CNPC finally signed the agreement under a technical service contract scheme, instead of the original production-sharing agreement, with Iraq's Ministry of Oil in November 2008 after protracted negotiations, allowing CNPC to develop the Al-Ahdab oilfield for the next 23 years.
The State-owned company's investment to develop and explore the oilfield is about $3 billion.
The adjusted contract, in which CNPC will receive a fixed fee for a barrel of oil instead of gaining an equity stake, as it would have done under the previous regime, would reduce CNPC's profits, in particular in an era of high oil prices, said He Wei, a senior analyst at Hong Kong-headquartered brokerage BOCOM International Co.
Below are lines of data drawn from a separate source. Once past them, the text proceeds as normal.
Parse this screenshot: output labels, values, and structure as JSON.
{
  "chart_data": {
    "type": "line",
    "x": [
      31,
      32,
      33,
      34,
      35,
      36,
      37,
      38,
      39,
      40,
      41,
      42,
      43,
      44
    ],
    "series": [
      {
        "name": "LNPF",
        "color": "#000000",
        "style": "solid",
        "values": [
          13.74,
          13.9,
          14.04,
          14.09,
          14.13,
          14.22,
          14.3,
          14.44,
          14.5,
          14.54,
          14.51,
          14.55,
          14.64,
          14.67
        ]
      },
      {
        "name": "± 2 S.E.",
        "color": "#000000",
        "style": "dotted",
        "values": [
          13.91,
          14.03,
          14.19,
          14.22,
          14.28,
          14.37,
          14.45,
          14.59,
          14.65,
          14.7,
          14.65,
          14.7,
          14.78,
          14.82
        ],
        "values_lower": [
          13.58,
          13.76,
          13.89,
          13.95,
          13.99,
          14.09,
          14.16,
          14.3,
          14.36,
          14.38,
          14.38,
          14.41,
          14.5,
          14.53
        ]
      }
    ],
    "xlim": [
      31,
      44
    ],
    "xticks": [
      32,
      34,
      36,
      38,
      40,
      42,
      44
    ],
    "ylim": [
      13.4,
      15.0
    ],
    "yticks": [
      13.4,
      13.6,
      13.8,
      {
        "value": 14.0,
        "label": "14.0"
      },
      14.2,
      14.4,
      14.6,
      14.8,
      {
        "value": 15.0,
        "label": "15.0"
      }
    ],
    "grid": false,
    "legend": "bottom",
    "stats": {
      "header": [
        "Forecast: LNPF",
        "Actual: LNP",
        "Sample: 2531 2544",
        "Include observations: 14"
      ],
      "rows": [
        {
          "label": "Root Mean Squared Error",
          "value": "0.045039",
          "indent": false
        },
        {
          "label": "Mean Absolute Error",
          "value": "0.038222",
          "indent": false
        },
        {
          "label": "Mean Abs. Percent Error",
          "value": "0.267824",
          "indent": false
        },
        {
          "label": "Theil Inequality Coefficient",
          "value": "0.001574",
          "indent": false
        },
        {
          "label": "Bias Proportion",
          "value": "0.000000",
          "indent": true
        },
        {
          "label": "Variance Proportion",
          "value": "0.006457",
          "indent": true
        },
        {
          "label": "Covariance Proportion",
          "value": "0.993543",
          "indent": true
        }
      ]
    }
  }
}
But he pointed out, "the oilfield is the biggest project for CNPC as a major operator in the oil-rich Middle East, which brought other qualified Chinese companies to participate in the big overseas projects.
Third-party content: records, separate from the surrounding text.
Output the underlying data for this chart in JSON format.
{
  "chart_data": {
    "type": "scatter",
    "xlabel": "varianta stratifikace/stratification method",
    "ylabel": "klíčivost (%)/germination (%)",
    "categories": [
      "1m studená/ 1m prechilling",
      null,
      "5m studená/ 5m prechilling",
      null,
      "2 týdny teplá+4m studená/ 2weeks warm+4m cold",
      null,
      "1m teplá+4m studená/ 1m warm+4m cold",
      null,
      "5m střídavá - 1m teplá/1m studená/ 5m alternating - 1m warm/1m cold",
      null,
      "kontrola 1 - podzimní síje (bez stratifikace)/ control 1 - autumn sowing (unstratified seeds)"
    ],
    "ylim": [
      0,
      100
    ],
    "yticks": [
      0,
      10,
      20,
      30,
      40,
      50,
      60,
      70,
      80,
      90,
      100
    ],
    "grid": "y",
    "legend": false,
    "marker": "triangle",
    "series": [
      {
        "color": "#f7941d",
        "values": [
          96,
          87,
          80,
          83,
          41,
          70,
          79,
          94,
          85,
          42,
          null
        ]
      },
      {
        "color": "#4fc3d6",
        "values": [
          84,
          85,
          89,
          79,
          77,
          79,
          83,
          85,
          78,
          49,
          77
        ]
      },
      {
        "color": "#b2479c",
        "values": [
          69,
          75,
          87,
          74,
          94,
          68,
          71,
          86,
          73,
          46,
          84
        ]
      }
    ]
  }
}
Beijing-based Zhenghua Oil Co also signed a service contract to work in the Al-Ahdab oil field for 23 years.
CNPC's Jiang said the company will optimize its overseas structure and distribution of its foreign oil and gas assets against a background of the risks and challenges that arise when "going overseas", according to a statement posted on the company's website also on Monday.
CNPC's listed arm PetroChina announced on June 21 that it failed to reach an agreement for a C$5.4 billion ($5.46 billion) deal with Canada's Encana Corp to jointly develop a natural gas project in the North American country.